I am not saying that you can`t here some things because I have but you also hear what you want. That is why when someone reviews a component that costs a small fortune then it must be sounding better than the cheap one right.
I also sat in on an amplifier listening test and just the opposite was true. The absolute cheapest amp was better sounding than the one that cost 5 times more but no one believed it.

Devil Doc's picture

Notice how the writer tries not to annoy anyone, advertisers and those grounded in science alike. I was in the print ad business for 20 yrs. I'm pretty sure I know what's going on.
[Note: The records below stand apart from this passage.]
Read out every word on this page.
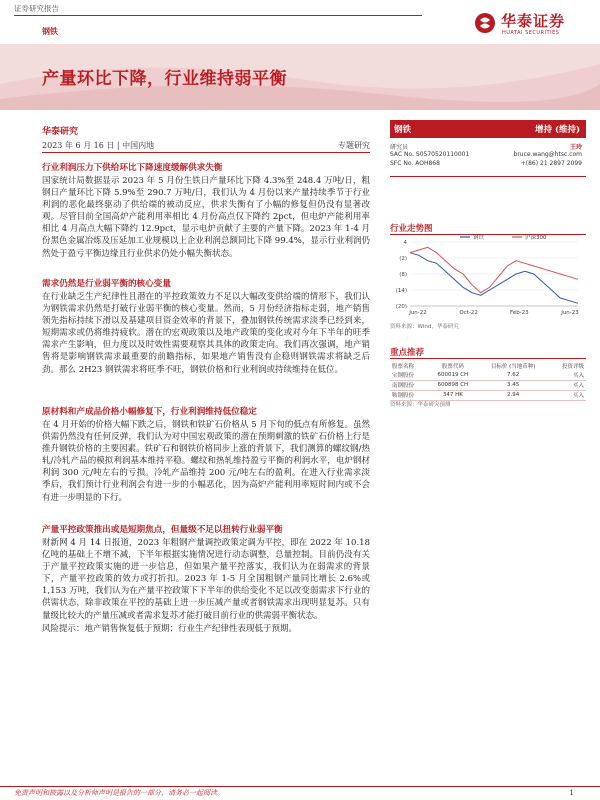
证券研究报告
钢铁
华泰证券
HUATAI SECURITIES
产量环比下降，行业维持弱平衡
华泰研究
2023 年 6 月 16 日 | 中国内地	专题研究
行业利润压力下供给环比下降速度缓解供求失衡
国家统计局数据显示 2023 年 5 月份生铁日产量环比下降 4.3%至 248.4 万吨/日，粗钢日产量环比下降 5.9%至 290.7 万吨/日，我们认为 4 月份以来产量持续季节于行业利润的恶化最终驱动了供给端的被动反应，供求失衡有了小幅的修复但仍没有显著改观。尽管目前全国高炉产能利用率相比 4 月份高点仅下降约 2pct，但电炉产能利用率相比 4 月高点大幅下降约 12.9pct，显示电炉贡献了主要的产量下降。2023 年 1-4 月份黑色金属冶炼及压延加工业规模以上企业利润总额同比下降 99.4%，显示行业利润仍然处于盈亏平衡边缘且行业供求仍处小幅失衡状态。
需求仍然是行业弱平衡的核心变量
在行业缺乏生产纪律性且潜在的平控政策效力不足以大幅改变供给端的情形下，我们认为钢铁需求仍然是打破行业弱平衡的核心变量。然而，5 月份经济指标走弱，地产销售领先指标持续下滑以及基建项目资金效率的背景下，叠加钢铁传统需求淡季已经到来，短期需求或仍将维持疲软。潜在的宏观政策以及地产政策的变化或对今年下半年的旺季需求产生影响，但力度以及时效性需要观察其具体的政策走向。我们再次强调，地产销售将是影响钢铁需求最重要的前瞻指标，如果地产销售没有企稳则钢铁需求将缺乏后劲。那么 2H23 钢铁需求将旺季不旺，钢铁价格和行业利润或持续维持在低位。
原材料和产成品价格小幅修复下，行业利润维持低位稳定
在 4 月开始的价格大幅下跌之后，钢铁和铁矿石价格从 5 月下旬的低点有所修复。虽然供需仍然没有任何反弹，我们认为对中国宏观政策的潜在预期刺激的铁矿石价格上行是推升钢铁价格的主要因素。铁矿石和钢铁价格同步上涨的背景下，我们测算的螺纹钢/热轧/冷轧产品的模拟利润基本维持平稳。螺纹和热轧维持盈亏平衡的利润水平，电炉钢材利润 300 元/吨左右的亏损。冷轧产品维持 200 元/吨左右的盈利。在进入行业需求淡季后，我们预计行业利润会有进一步的小幅恶化，因为高炉产能利用率短时间内或不会有进一步明显的下行。
产量平控政策推出或是短期焦点，但量级不足以扭转行业弱平衡
财新网 4 月 14 日报道，2023 年粗钢产量调控政策定调为平控，即在 2022 年 10.18 亿吨的基础上不增不减，下半年根据实施情况进行动态调整，总量控制。目前仍没有关于产量平控政策实施的进一步信息，但如果产量平控落实，我们认为在弱需求的背景下，产量平控政策的效力或打折扣。2023 年 1-5 月全国粗钢产量同比增长 2.6%或 1,153 万吨，我们认为在产量平控政策下下半年的供给变化不足以改变弱需求下行业的供需状态，除非政策在平控的基础上进一步压减产量或者钢铁需求出现明显复苏。只有量级比较大的产量压减或者需求复苏才能打破目前行业的供需弱平衡状态。
风险提示：地产销售恢复低于预期；行业生产纪律性表现低于预期。
钢铁	增持 (维持)
研究员	王玲
SAC No. S0570520110001	bruce.wang@htsc.com
SFC No. AOH868	+(86) 21 2897 2099
行业走势图
4
(2)
(8)
(14)
(20)
Jun-22	Oct-22	Feb-23	Jun-23
钢铁	沪深300
资料来源：Wind，华泰研究
重点推荐
股票名称	股票代码	目标价 (当地币种)	投资评级
宝钢股份	600019 CH	7.62	买入
南钢股份	600898 CH	3.45	买入
鞍钢股份	347 HK	2.94	买入
资料来源：华泰研究预测
免责声明和披露以及分析师声明是报告的一部分，请务必一起阅读。	1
BarrysConspiracyWorld's picture

I find the high prices on cables to be laughable and sad, but I feel your example is a bit off, Skeptic.  I've found that it's difficult to beat the performance of the best sub-$200 IC's with DIY.  For example, the Mapleshade ribbon IC  at $120 cannot be bettered (or even come close) for $120 in DIY expenses.  This does not count time, effort, research and development or a profit margin.
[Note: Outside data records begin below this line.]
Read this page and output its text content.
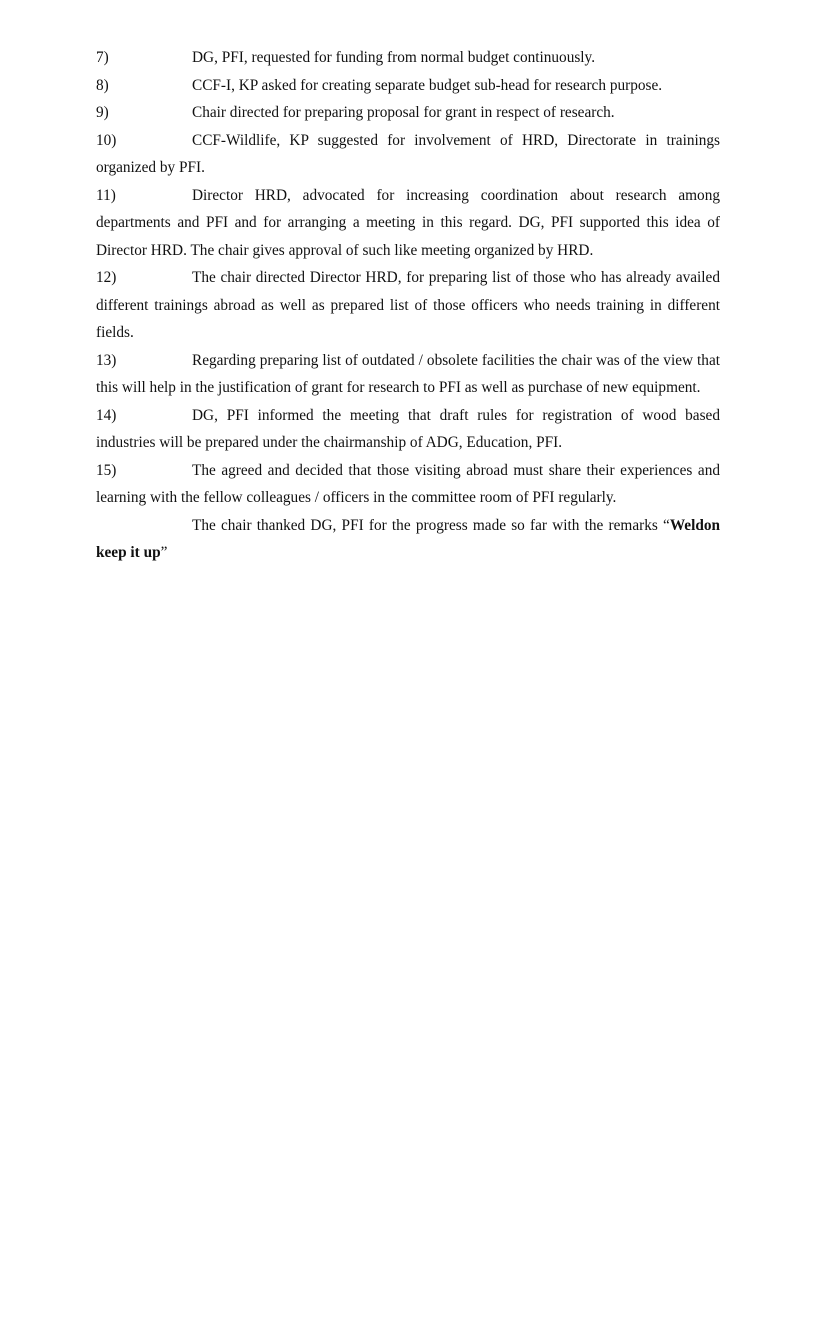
7)	DG, PFI, requested for funding from normal budget continuously.

8)	CCF-I, KP asked for creating separate budget sub-head for research purpose.

9)	Chair directed for preparing proposal for grant in respect of research.

10)	CCF-Wildlife, KP suggested for involvement of HRD, Directorate in trainings organized by PFI.

11)	Director HRD, advocated for increasing coordination about research among departments and PFI and for arranging a meeting in this regard. DG, PFI supported this idea of Director HRD. The chair gives approval of such like meeting organized by HRD.

12)	The chair directed Director HRD, for preparing list of those who has already availed different trainings abroad as well as prepared list of those officers who needs training in different fields.

13)	Regarding preparing list of outdated / obsolete facilities the chair was of the view that this will help in the justification of grant for research to PFI as well as purchase of new equipment.

14)	DG, PFI informed the meeting that draft rules for registration of wood based industries will be prepared under the chairmanship of ADG, Education, PFI.

15)	The agreed and decided that those visiting abroad must share their experiences and learning with the fellow colleagues / officers in the committee room of PFI regularly.

The chair thanked DG, PFI for the progress made so far with the remarks “Weldon keep it up”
For $5, you'd be lucky to get something that beats the horrible sounding throw away patchcords.  You can't even buy a crappy set of RCA's for $5. 

ralphf's picture

But, when I look at selling price of non-audiophile specialty wires and cables then extrapolate at what their manufacturing costs must be and then note some speaker/power cables sell for nearly $20,000 for two or three feet of wire, I don't think my example is that far off.

Doctor Fine's picture

I can't believe guys still don't get what makes good interconnects.   It takes low capacitance and low inductance and low voltage drop per foot.  This stuff can all be measured and when it is low you keep your signal fat, juicy, clear, with good treble and lots of power as nothing is being lost per foot.

This is not hard to achieve at a reasonable price in a shielded low-hum cable.  Go check out George L wire.

Another way to avoid signal bleed off is to NOT shield the lines but just run a pair of wires side by side.  This will hum because it is not shielded but absolutely will NOT bleed signal between the wires or cause inductance.  Think an old fashioned 300 ohm television antenna wire.  I personally would avoid hum even if it is clear sounding but hey if you like hum go ahead and buy twin pair wires.

All the rest of the stuff about interconnect single ended cables is pretty much hype for the gullible.  If you can't make your own interconnects for under fifty bucks there is something wrong with you. 

And for speaker wire the same basic guidelines apply.  Try some quad wound Mogami professional raw wire.  Get it beefy enough for the runs you are making and go spend your money on something more important like a better DAC or cartridge, for crying out loud.